Tim Presley's melodies have tightened up on Cyclops Reap, and he also makes a point of breaking out of his private, home-recorded setting and into larger spaces and emotions.
Cyclops Reap was originally supposed to be an archival release. Tim Presley, the guy who records as White Fence, had tons of songs from the past few years that didn't make it onto records, so he figured he'd collect them into a new release. A funny thing happened, though. New songs started to come to him.

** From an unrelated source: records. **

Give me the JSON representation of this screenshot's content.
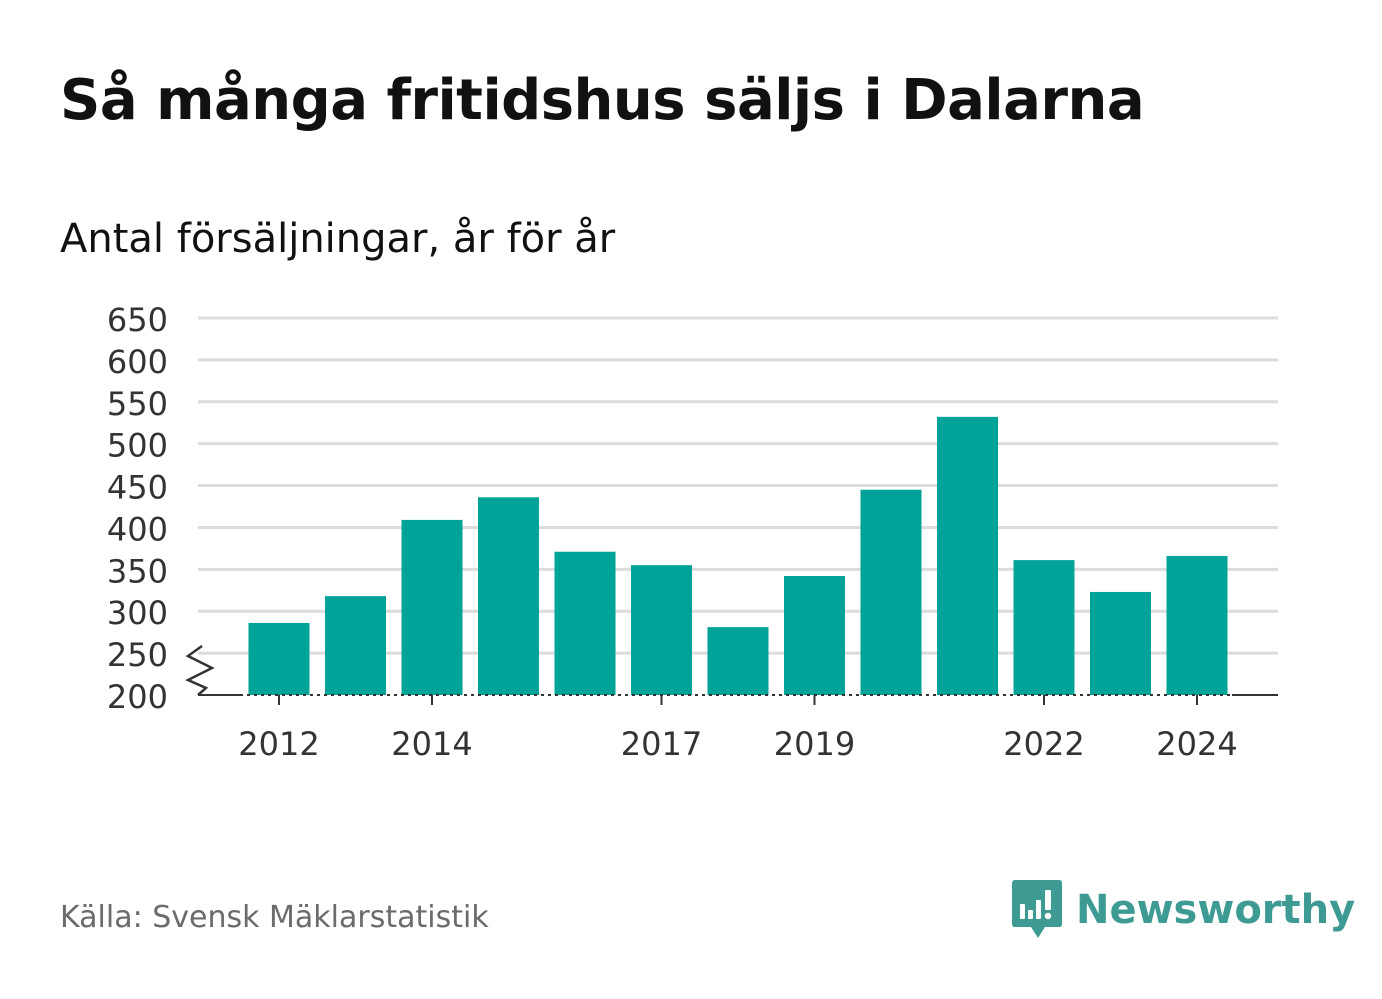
{
  "header": {
    "title": "Så många fritidshus säljs i Dalarna",
    "subtitle": "Antal försäljningar, år för år"
  },
  "footer": {
    "source": "Källa: Svensk Mäklarstatistik",
    "brand": "Newsworthy"
  },
  "colors": {
    "bar": "#00a398",
    "brand": "#3e9b93",
    "grid": "#dcdcdc",
    "axis": "#333333",
    "tick_text": "#333333"
  },
  "chart_data": {
    "type": "bar",
    "categories": [
      "2012",
      "2013",
      "2014",
      "2015",
      "2016",
      "2017",
      "2018",
      "2019",
      "2020",
      "2021",
      "2022",
      "2023",
      "2024"
    ],
    "values": [
      286,
      318,
      409,
      436,
      371,
      355,
      281,
      342,
      445,
      532,
      361,
      323,
      366
    ],
    "x_tick_labels": [
      "2012",
      "2014",
      "2017",
      "2019",
      "2022",
      "2024"
    ],
    "y_ticks": [
      200,
      250,
      300,
      350,
      400,
      450,
      500,
      550,
      600,
      650
    ],
    "ylim": [
      200,
      650
    ],
    "y_axis_break": true,
    "grid": true
  }
}
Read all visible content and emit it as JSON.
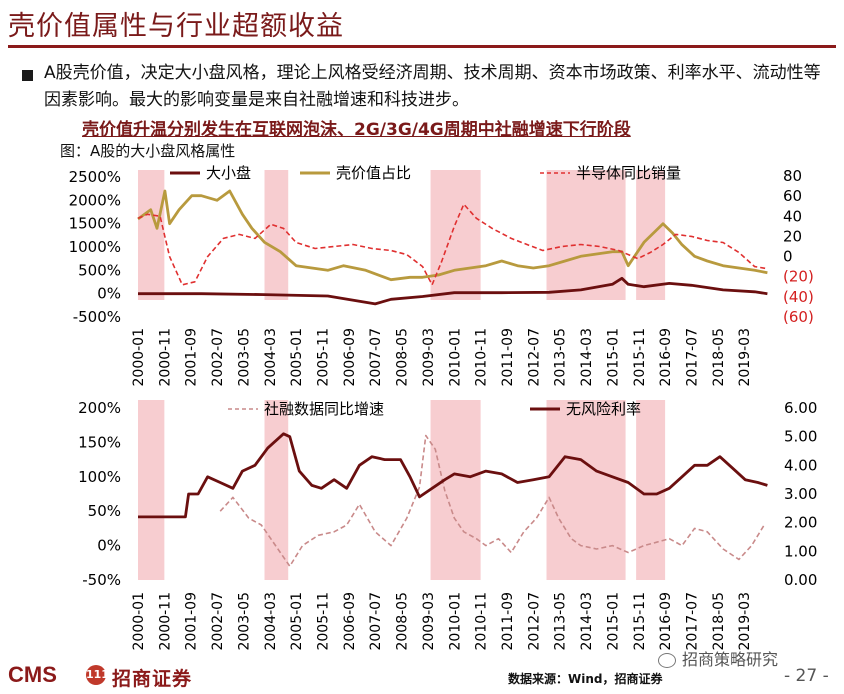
{
  "page": {
    "title": "壳价值属性与行业超额收益",
    "bullet": "A股壳价值，决定大小盘风格，理论上风格受经济周期、技术周期、资本市场政策、利率水平、流动性等因素影响。最大的影响变量是来自社融增速和科技进步。",
    "bold_line": "壳价值升温分别发生在互联网泡沫、2G/3G/4G周期中社融增速下行阶段",
    "caption": "图：A股的大小盘风格属性",
    "footer": {
      "logo": "CMS",
      "logo_badge": "111",
      "company": "招商证券",
      "source": "数据来源：Wind，招商证券",
      "wechat": "招商策略研究",
      "page_num": "- 27 -"
    }
  },
  "chart_data": [
    {
      "type": "line",
      "legend_position": "top",
      "x_ticks": [
        "2000-01",
        "2000-11",
        "2001-09",
        "2002-07",
        "2003-05",
        "2004-03",
        "2005-01",
        "2005-11",
        "2006-09",
        "2007-07",
        "2008-05",
        "2009-03",
        "2010-01",
        "2010-11",
        "2011-09",
        "2012-07",
        "2013-05",
        "2014-03",
        "2015-01",
        "2015-11",
        "2016-09",
        "2017-07",
        "2018-05",
        "2019-03"
      ],
      "y_left": {
        "ticks": [
          "2500%",
          "2000%",
          "1500%",
          "1000%",
          "500%",
          "0%",
          "-500%"
        ],
        "range": [
          -500,
          2500
        ]
      },
      "y_right": {
        "ticks": [
          "80",
          "60",
          "40",
          "20",
          "0",
          "(20)",
          "(40)",
          "(60)"
        ],
        "range": [
          -60,
          80
        ]
      },
      "highlight_periods": [
        [
          "2000-01",
          "2000-11"
        ],
        [
          "2004-01",
          "2004-10"
        ],
        [
          "2009-04",
          "2010-11"
        ],
        [
          "2012-12",
          "2015-06"
        ],
        [
          "2015-10",
          "2016-09"
        ]
      ],
      "series": [
        {
          "name": "大小盘",
          "axis": "left",
          "color": "#6b0f0f",
          "style": "solid",
          "t": [
            2000.0,
            2002.0,
            2004.0,
            2006.0,
            2007.5,
            2008.0,
            2009.0,
            2010.0,
            2011.5,
            2013.0,
            2014.0,
            2015.0,
            2015.3,
            2015.5,
            2016.0,
            2016.8,
            2017.5,
            2018.5,
            2019.5,
            2019.9
          ],
          "values": [
            0,
            0,
            -20,
            -50,
            -220,
            -120,
            -60,
            20,
            20,
            30,
            80,
            200,
            330,
            200,
            150,
            220,
            180,
            80,
            40,
            0
          ]
        },
        {
          "name": "壳价值占比",
          "axis": "left",
          "color": "#b89a3e",
          "style": "solid",
          "t": [
            2000.0,
            2000.4,
            2000.6,
            2000.85,
            2001.0,
            2001.3,
            2001.7,
            2002.0,
            2002.5,
            2002.9,
            2003.3,
            2003.6,
            2004.0,
            2004.5,
            2005.0,
            2006.0,
            2006.5,
            2007.2,
            2008.0,
            2008.6,
            2009.0,
            2009.5,
            2010.0,
            2011.0,
            2011.5,
            2012.0,
            2012.5,
            2013.0,
            2013.5,
            2014.0,
            2014.5,
            2015.0,
            2015.3,
            2015.5,
            2016.0,
            2016.3,
            2016.6,
            2016.9,
            2017.2,
            2017.6,
            2018.0,
            2018.5,
            2019.0,
            2019.5,
            2019.9
          ],
          "values": [
            1600,
            1800,
            1400,
            2200,
            1500,
            1800,
            2100,
            2100,
            2000,
            2200,
            1700,
            1400,
            1100,
            900,
            600,
            500,
            600,
            500,
            300,
            350,
            350,
            400,
            500,
            600,
            700,
            600,
            550,
            600,
            700,
            800,
            850,
            900,
            900,
            600,
            1100,
            1300,
            1500,
            1300,
            1050,
            800,
            700,
            600,
            550,
            500,
            450
          ]
        },
        {
          "name": "半导体同比销量",
          "axis": "right",
          "color": "#e03030",
          "style": "dashed",
          "t": [
            2000.0,
            2000.3,
            2000.7,
            2001.0,
            2001.4,
            2001.8,
            2002.2,
            2002.7,
            2003.2,
            2003.7,
            2004.2,
            2004.6,
            2005.0,
            2005.6,
            2006.2,
            2006.8,
            2007.4,
            2008.0,
            2008.5,
            2009.0,
            2009.3,
            2009.6,
            2010.0,
            2010.3,
            2010.7,
            2011.2,
            2011.8,
            2012.3,
            2012.8,
            2013.4,
            2014.0,
            2014.6,
            2015.2,
            2015.8,
            2016.2,
            2016.6,
            2017.0,
            2017.5,
            2018.0,
            2018.5,
            2019.0,
            2019.5,
            2019.9
          ],
          "values": [
            38,
            42,
            40,
            0,
            -28,
            -25,
            0,
            18,
            22,
            18,
            32,
            28,
            14,
            8,
            10,
            12,
            8,
            6,
            2,
            -10,
            -28,
            -5,
            30,
            52,
            38,
            28,
            18,
            12,
            6,
            10,
            12,
            10,
            6,
            -2,
            4,
            12,
            22,
            20,
            16,
            14,
            4,
            -10,
            -12
          ]
        }
      ]
    },
    {
      "type": "line",
      "legend_position": "top",
      "x_ticks": [
        "2000-01",
        "2000-11",
        "2001-09",
        "2002-07",
        "2003-05",
        "2004-03",
        "2005-01",
        "2005-11",
        "2006-09",
        "2007-07",
        "2008-05",
        "2009-03",
        "2010-01",
        "2010-11",
        "2011-09",
        "2012-07",
        "2013-05",
        "2014-03",
        "2015-01",
        "2015-11",
        "2016-09",
        "2017-07",
        "2018-05",
        "2019-03"
      ],
      "y_left": {
        "ticks": [
          "200%",
          "150%",
          "100%",
          "50%",
          "0%",
          "-50%"
        ],
        "range": [
          -50,
          200
        ]
      },
      "y_right": {
        "ticks": [
          "6.00",
          "5.00",
          "4.00",
          "3.00",
          "2.00",
          "1.00",
          "0.00"
        ],
        "range": [
          0,
          6
        ]
      },
      "highlight_periods": [
        [
          "2000-01",
          "2000-11"
        ],
        [
          "2004-01",
          "2004-10"
        ],
        [
          "2009-04",
          "2010-11"
        ],
        [
          "2012-12",
          "2015-06"
        ],
        [
          "2015-10",
          "2016-09"
        ]
      ],
      "series": [
        {
          "name": "社融数据同比增速",
          "axis": "left",
          "color": "#c98a8a",
          "style": "dashed",
          "t": [
            2002.6,
            2003.0,
            2003.5,
            2003.9,
            2004.2,
            2004.5,
            2004.8,
            2005.2,
            2005.7,
            2006.2,
            2006.6,
            2007.0,
            2007.5,
            2008.0,
            2008.5,
            2008.9,
            2009.1,
            2009.4,
            2009.7,
            2010.0,
            2010.3,
            2010.7,
            2011.0,
            2011.4,
            2011.8,
            2012.2,
            2012.6,
            2013.0,
            2013.3,
            2013.7,
            2014.0,
            2014.5,
            2015.0,
            2015.5,
            2016.0,
            2016.4,
            2016.8,
            2017.2,
            2017.6,
            2018.0,
            2018.5,
            2019.0,
            2019.4,
            2019.8
          ],
          "values": [
            50,
            70,
            40,
            30,
            10,
            -10,
            -30,
            0,
            15,
            20,
            30,
            60,
            20,
            0,
            40,
            85,
            160,
            140,
            80,
            40,
            20,
            10,
            0,
            10,
            -10,
            20,
            40,
            70,
            40,
            10,
            0,
            -5,
            0,
            -10,
            0,
            5,
            10,
            0,
            25,
            20,
            -5,
            -20,
            0,
            30
          ]
        },
        {
          "name": "无风险利率",
          "axis": "right",
          "color": "#6b0f0f",
          "style": "solid",
          "t": [
            2000.0,
            2001.5,
            2001.6,
            2001.9,
            2002.2,
            2002.6,
            2003.0,
            2003.3,
            2003.7,
            2004.1,
            2004.6,
            2004.8,
            2005.1,
            2005.5,
            2005.8,
            2006.2,
            2006.6,
            2007.0,
            2007.4,
            2007.8,
            2008.3,
            2008.6,
            2008.9,
            2009.3,
            2009.7,
            2010.0,
            2010.5,
            2011.0,
            2011.5,
            2012.0,
            2012.5,
            2013.0,
            2013.5,
            2014.0,
            2014.5,
            2015.0,
            2015.5,
            2016.0,
            2016.4,
            2016.8,
            2017.2,
            2017.6,
            2018.0,
            2018.4,
            2018.8,
            2019.2,
            2019.6,
            2019.9
          ],
          "values": [
            2.2,
            2.2,
            3.0,
            3.0,
            3.6,
            3.4,
            3.2,
            3.8,
            4.0,
            4.6,
            5.1,
            5.0,
            3.8,
            3.3,
            3.2,
            3.5,
            3.2,
            4.0,
            4.3,
            4.2,
            4.2,
            3.6,
            2.9,
            3.2,
            3.5,
            3.7,
            3.6,
            3.8,
            3.7,
            3.4,
            3.5,
            3.6,
            4.3,
            4.2,
            3.8,
            3.6,
            3.4,
            3.0,
            3.0,
            3.2,
            3.6,
            4.0,
            4.0,
            4.3,
            3.9,
            3.5,
            3.4,
            3.3
          ]
        }
      ]
    }
  ]
}
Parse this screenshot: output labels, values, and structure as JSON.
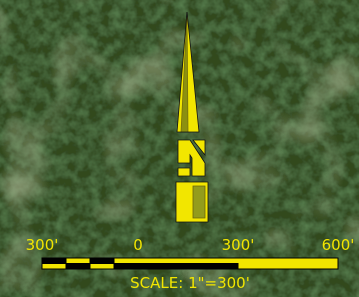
{
  "scale_bar": {
    "labels": [
      "300'",
      "0",
      "300'",
      "600'"
    ],
    "caption": "SCALE: 1\"=300'"
  }
}
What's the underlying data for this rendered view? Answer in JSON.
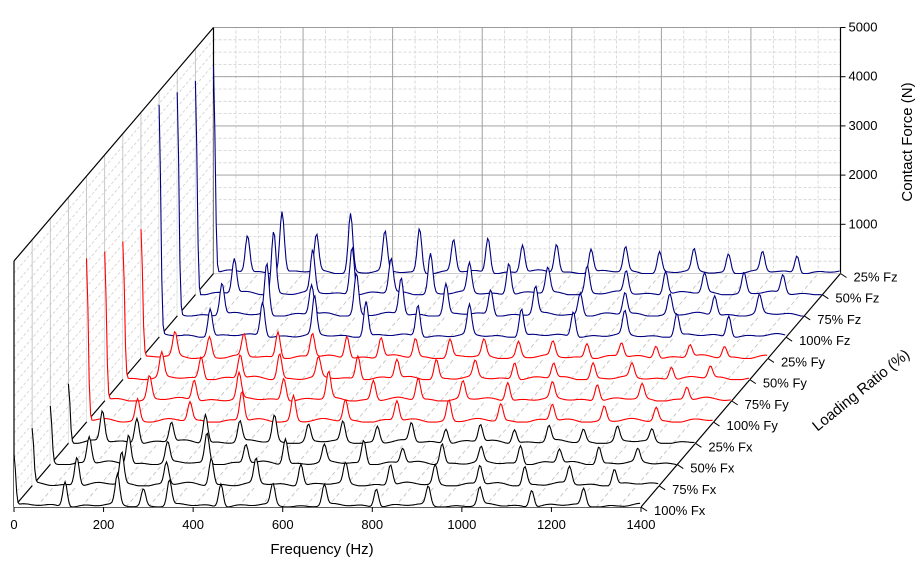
{
  "chart_data": {
    "type": "line",
    "style": "3d-waterfall",
    "grid": true,
    "xlabel": "Frequency (Hz)",
    "zlabel": "Contact Force (N)",
    "ylabel": "Loading Ratio (%)",
    "xlim": [
      0,
      1400
    ],
    "zlim": [
      0,
      5000
    ],
    "x_ticks": [
      "0",
      "200",
      "400",
      "600",
      "800",
      "1000",
      "1200",
      "1400"
    ],
    "z_ticks": [
      "1000",
      "2000",
      "3000",
      "4000",
      "5000"
    ],
    "colors": {
      "Fx": "#000000",
      "Fy": "#ff0000",
      "Fz": "#000080"
    },
    "series": [
      {
        "name": "100% Fx",
        "group": "Fx",
        "dc": 1050,
        "peaks": [
          [
            114,
            520
          ],
          [
            231,
            610
          ],
          [
            289,
            350
          ],
          [
            347,
            520
          ],
          [
            462,
            480
          ],
          [
            578,
            430
          ],
          [
            693,
            420
          ],
          [
            809,
            380
          ],
          [
            925,
            380
          ],
          [
            1040,
            360
          ],
          [
            1156,
            350
          ],
          [
            1272,
            340
          ]
        ]
      },
      {
        "name": "75% Fx",
        "group": "Fx",
        "dc": 1100,
        "peaks": [
          [
            100,
            580
          ],
          [
            200,
            650
          ],
          [
            300,
            450
          ],
          [
            400,
            550
          ],
          [
            500,
            500
          ],
          [
            600,
            450
          ],
          [
            700,
            420
          ],
          [
            800,
            420
          ],
          [
            900,
            400
          ],
          [
            1000,
            380
          ],
          [
            1100,
            380
          ],
          [
            1200,
            350
          ],
          [
            1300,
            320
          ]
        ]
      },
      {
        "name": "50% Fx",
        "group": "Fx",
        "dc": 1150,
        "peaks": [
          [
            87,
            540
          ],
          [
            175,
            600
          ],
          [
            262,
            420
          ],
          [
            350,
            620
          ],
          [
            437,
            380
          ],
          [
            525,
            520
          ],
          [
            612,
            350
          ],
          [
            700,
            480
          ],
          [
            787,
            300
          ],
          [
            875,
            420
          ],
          [
            962,
            300
          ],
          [
            1050,
            380
          ],
          [
            1137,
            280
          ],
          [
            1225,
            350
          ],
          [
            1312,
            260
          ]
        ]
      },
      {
        "name": "25% Fx",
        "group": "Fx",
        "dc": 1200,
        "peaks": [
          [
            76,
            620
          ],
          [
            153,
            520
          ],
          [
            230,
            400
          ],
          [
            306,
            580
          ],
          [
            383,
            420
          ],
          [
            460,
            540
          ],
          [
            536,
            350
          ],
          [
            613,
            400
          ],
          [
            690,
            330
          ],
          [
            766,
            380
          ],
          [
            843,
            300
          ],
          [
            920,
            350
          ],
          [
            996,
            280
          ],
          [
            1073,
            320
          ],
          [
            1150,
            260
          ],
          [
            1226,
            300
          ],
          [
            1303,
            250
          ]
        ]
      },
      {
        "name": "100% Fy",
        "group": "Fy",
        "dc": 3300,
        "peaks": [
          [
            114,
            450
          ],
          [
            231,
            380
          ],
          [
            347,
            600
          ],
          [
            462,
            520
          ],
          [
            578,
            430
          ],
          [
            693,
            400
          ],
          [
            809,
            430
          ],
          [
            925,
            350
          ],
          [
            1040,
            330
          ],
          [
            1156,
            300
          ],
          [
            1272,
            280
          ]
        ]
      },
      {
        "name": "75% Fy",
        "group": "Fy",
        "dc": 3000,
        "peaks": [
          [
            100,
            480
          ],
          [
            200,
            420
          ],
          [
            300,
            520
          ],
          [
            400,
            460
          ],
          [
            500,
            550
          ],
          [
            600,
            400
          ],
          [
            700,
            440
          ],
          [
            800,
            360
          ],
          [
            900,
            380
          ],
          [
            1000,
            320
          ],
          [
            1100,
            340
          ],
          [
            1200,
            300
          ],
          [
            1300,
            260
          ]
        ]
      },
      {
        "name": "50% Fy",
        "group": "Fy",
        "dc": 2800,
        "peaks": [
          [
            87,
            500
          ],
          [
            175,
            450
          ],
          [
            262,
            480
          ],
          [
            350,
            520
          ],
          [
            437,
            400
          ],
          [
            525,
            480
          ],
          [
            612,
            380
          ],
          [
            700,
            400
          ],
          [
            787,
            330
          ],
          [
            875,
            350
          ],
          [
            962,
            300
          ],
          [
            1050,
            320
          ],
          [
            1137,
            280
          ],
          [
            1225,
            260
          ],
          [
            1312,
            240
          ]
        ]
      },
      {
        "name": "25% Fy",
        "group": "Fy",
        "dc": 2600,
        "peaks": [
          [
            76,
            480
          ],
          [
            153,
            420
          ],
          [
            230,
            450
          ],
          [
            306,
            540
          ],
          [
            383,
            480
          ],
          [
            460,
            450
          ],
          [
            536,
            400
          ],
          [
            613,
            380
          ],
          [
            690,
            360
          ],
          [
            766,
            340
          ],
          [
            843,
            320
          ],
          [
            920,
            300
          ],
          [
            996,
            300
          ],
          [
            1073,
            280
          ],
          [
            1150,
            260
          ],
          [
            1226,
            250
          ],
          [
            1303,
            230
          ]
        ]
      },
      {
        "name": "100% Fz",
        "group": "Fz",
        "dc": 4650,
        "peaks": [
          [
            114,
            580
          ],
          [
            231,
            700
          ],
          [
            347,
            780
          ],
          [
            462,
            720
          ],
          [
            578,
            650
          ],
          [
            693,
            600
          ],
          [
            809,
            560
          ],
          [
            925,
            520
          ],
          [
            1040,
            480
          ],
          [
            1156,
            460
          ],
          [
            1272,
            440
          ]
        ]
      },
      {
        "name": "75% Fz",
        "group": "Fz",
        "dc": 4500,
        "peaks": [
          [
            100,
            650
          ],
          [
            200,
            1050
          ],
          [
            300,
            600
          ],
          [
            400,
            850
          ],
          [
            500,
            750
          ],
          [
            600,
            620
          ],
          [
            700,
            520
          ],
          [
            800,
            560
          ],
          [
            900,
            460
          ],
          [
            1000,
            440
          ],
          [
            1100,
            420
          ],
          [
            1200,
            400
          ],
          [
            1300,
            380
          ]
        ]
      },
      {
        "name": "50% Fz",
        "group": "Fz",
        "dc": 4350,
        "peaks": [
          [
            87,
            700
          ],
          [
            175,
            1280
          ],
          [
            262,
            850
          ],
          [
            350,
            980
          ],
          [
            437,
            700
          ],
          [
            525,
            820
          ],
          [
            612,
            600
          ],
          [
            700,
            650
          ],
          [
            787,
            520
          ],
          [
            875,
            560
          ],
          [
            962,
            450
          ],
          [
            1050,
            480
          ],
          [
            1137,
            400
          ],
          [
            1225,
            420
          ],
          [
            1312,
            380
          ]
        ]
      },
      {
        "name": "25% Fz",
        "group": "Fz",
        "dc": 4200,
        "peaks": [
          [
            76,
            750
          ],
          [
            153,
            1250
          ],
          [
            230,
            750
          ],
          [
            306,
            1200
          ],
          [
            383,
            800
          ],
          [
            460,
            900
          ],
          [
            536,
            650
          ],
          [
            613,
            720
          ],
          [
            690,
            560
          ],
          [
            766,
            580
          ],
          [
            843,
            480
          ],
          [
            920,
            500
          ],
          [
            996,
            420
          ],
          [
            1073,
            440
          ],
          [
            1150,
            380
          ],
          [
            1226,
            400
          ],
          [
            1303,
            360
          ]
        ]
      }
    ]
  }
}
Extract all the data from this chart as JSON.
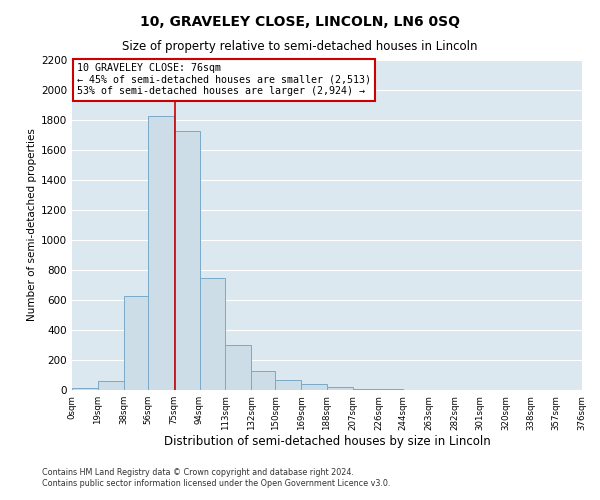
{
  "title": "10, GRAVELEY CLOSE, LINCOLN, LN6 0SQ",
  "subtitle": "Size of property relative to semi-detached houses in Lincoln",
  "xlabel": "Distribution of semi-detached houses by size in Lincoln",
  "ylabel": "Number of semi-detached properties",
  "bar_color": "#ccdde8",
  "bar_edge_color": "#7aaac8",
  "background_color": "#dce8f0",
  "grid_color": "#ffffff",
  "bin_edges": [
    0,
    19,
    38,
    56,
    75,
    94,
    113,
    132,
    150,
    169,
    188,
    207,
    226,
    244,
    263,
    282,
    301,
    320,
    338,
    357,
    376
  ],
  "bin_labels": [
    "0sqm",
    "19sqm",
    "38sqm",
    "56sqm",
    "75sqm",
    "94sqm",
    "113sqm",
    "132sqm",
    "150sqm",
    "169sqm",
    "188sqm",
    "207sqm",
    "226sqm",
    "244sqm",
    "263sqm",
    "282sqm",
    "301sqm",
    "320sqm",
    "338sqm",
    "357sqm",
    "376sqm"
  ],
  "counts": [
    15,
    60,
    625,
    1830,
    1730,
    745,
    300,
    130,
    65,
    40,
    20,
    10,
    5,
    3,
    2,
    2,
    1,
    1,
    0,
    0
  ],
  "property_size": 76,
  "property_label": "10 GRAVELEY CLOSE: 76sqm",
  "pct_smaller": 45,
  "pct_larger": 53,
  "n_smaller": 2513,
  "n_larger": 2924,
  "vline_color": "#cc0000",
  "annotation_box_edge": "#cc0000",
  "ylim": [
    0,
    2200
  ],
  "yticks": [
    0,
    200,
    400,
    600,
    800,
    1000,
    1200,
    1400,
    1600,
    1800,
    2000,
    2200
  ],
  "footer_line1": "Contains HM Land Registry data © Crown copyright and database right 2024.",
  "footer_line2": "Contains public sector information licensed under the Open Government Licence v3.0."
}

Well, okay, for a guy as prolific as Presley this isn't all that funny. Or surprising. But Cyclops Reap, an album of fresh material, is a welcome addition to Presley's ever-growing discography. It might not reinvent the formula much, but it does refine and sharpen – in its best moments anyway – the nostalgic hiss-pop Presley thrives in. It's an album of subtly intricate layering, but it doesn't revel in meshing parts together. Instead, elements stand out, separate from each other, and in that way highlight of the isolated tension in Presley's singing.
Take opener "Chairs in the Dark", for instance. The tune's a dusty, dreamy bit of Byrds-esque pop that glides on watery chords and lilting keyboards, but a twanging guitar fill breaks it wide open only to disappear. "Pink Gorilla" is a livelier bit of power-pop, charging ahead but then confused and tangled – in the best ways – by conflicting, crunchy guitar phrasings. "To the Boy I Jumped in the Hemlock Alley" is a bittersweet folk-pop tune at its core, but it's rendered tense and dissonant by clashing lap steel with high keys and edged riffs. In each case here, we have singular elements that are in and of themselves tame, sweet even, but they're made sharp and grinding by toppling over each other.
The effect is interesting, but also necessary. White Fence's sound isn't quite as desiccated as it was on last year's Family Perfume records, but they still live in an analog dream, reliving a past they were never a part of, borrowing on our love of old sounds to create their own long shadow. Presley is hardly the first act to want to sound old, even classic, or to borrow heavily from his influences, but it is a hurdle to get over here. It helps that Presley's melodies have gotten much tighter – see "Pink Gorilla" and "Beat" – and he also makes a point of breaking out of his private, home-recorded setting. When he sings of "clear open skies" on the excellent "Make Them Dinner at Our Shoes", you feel the release, the freedom in getting out into larger spaces. Presley's skill here comes in making personal (as in made on his own) recordings avoid sounding insular.
That skill comes in the finest moments of Cyclops Reap, though other moments find him retreating back to the tape-hiss and skronky tunes that do sound cut off from an audience. The eccentricity of "White Cat" feels slight in comparison to better built songs elsewhere, while "New Edinburgh" loses any immediacy in its charge by getting buried in treble-bleached guitar tones. "Only Man Alive", Presley's quietest ballad here, is an interesting entry, but also sounds mostly like his attempt to sound like Leonard Cohen. And he does, but he's so much better when he sounds like himself. Cyclops Reap has moments of self-assurance, moments that push Presley into new territory, territory both musically stronger and emotionally revealing than past albums. So while it's great to hear those surprises, the moments when he retreats back to the tape-hiss – a sound he never hid behind before but pushed through – don't disappoint so much as they give us exactly what we expect.